Berrymans settle for $150,000

Keith and Margaret Berryman have accepted a settlement offer of $150,000 from the Attorney General after a 15 year struggle for justice against the NZ Army. The offer was apparently made last year and the Berryman’s were given 48 hours to accept it. The settlement notably did not include any costs for their lawyer, Dr Rob Moodie, who fought fiercely for 10 years in the Courts – and embarrassed the NZ government by exposing an unlawful cover-up and deception by key Crown officials in the process.

Dr Moodie had taken the case against the government pro bono. Mrs Berryman stated today she believed the Attorney General wanted to ensure Mr Moodie did not recover his costs, which included $50,000 in fines imposed personally against him, in retaliation for Moodie taking the case against the A-G. Moodie’s fight for recompense continues.

The Berrymans were initially found negligent after the 8 year old bridge to their property collapsed in 1994, killing a beekeeper who was driving across it and fell 30 metes to the river below. They were charged with not properly maintaining the bridge. It came to light later that the NZ Army had constructed the bridge of untreated, laminated wood; the catastrophic effect of which was covered up by the government in the official coroner’s inquest.

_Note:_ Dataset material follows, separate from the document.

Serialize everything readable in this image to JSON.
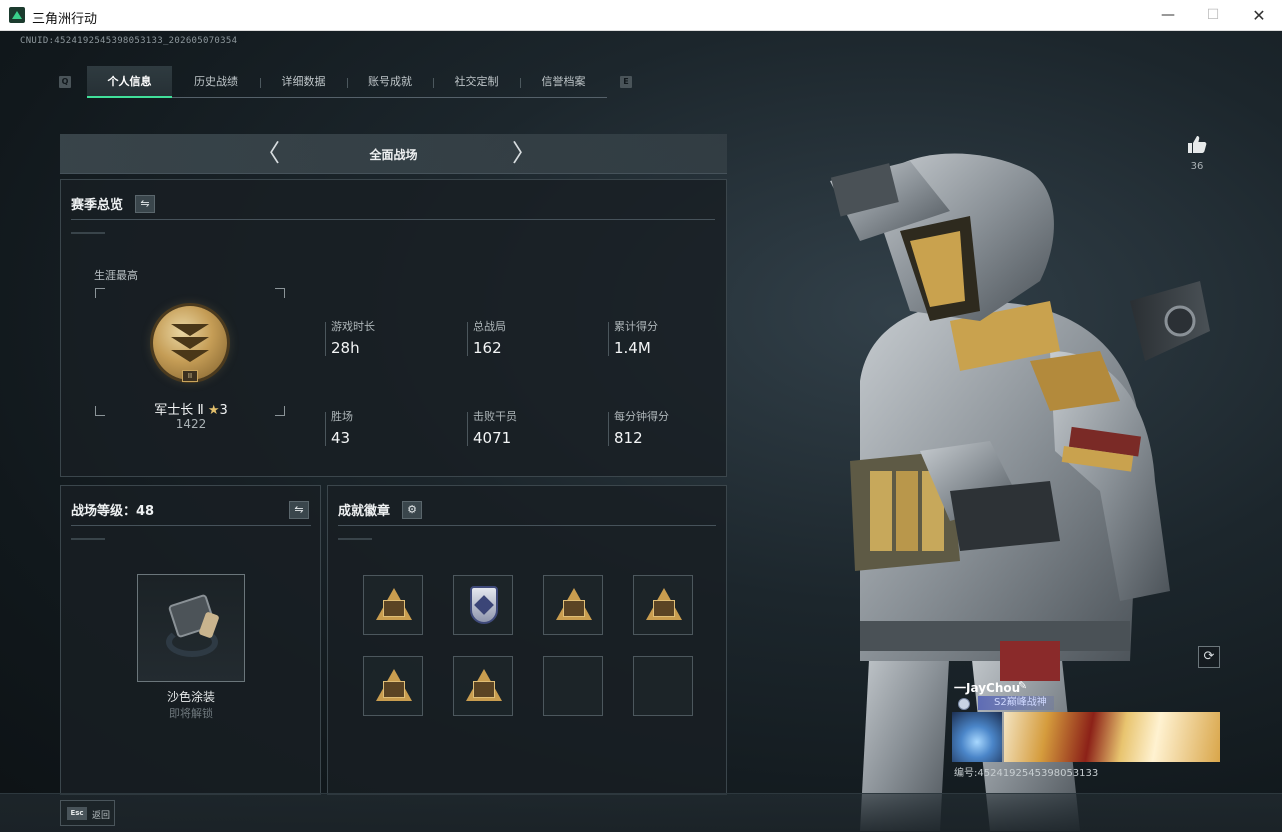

The Berrymans have admittedly settled for what they consider a grossly insufficient sum because of their advanced age and the Courts’ refusal to allow them to present their evidence in Court over many years. The financial settlement has not dampened their ongoing push for a commission of inquiry into the alleged impropriety by justice officials in the initial inquest.

Meanwhile, Dr Moodie has filed a private criminal prosecution against some of the Crown officials who covered up the Army’s culpability. It is understood that while the Berrymans spent 15 years to achieve a modicum of justice, many who unlawfully covered up the exculpatory evidence are now New Zealand Judges. These include Court of Appeal Justice Terrence Arnold, High Court Judge Timothy Brewer and District Court Judges Stephen Harrop and Christopher McGuire.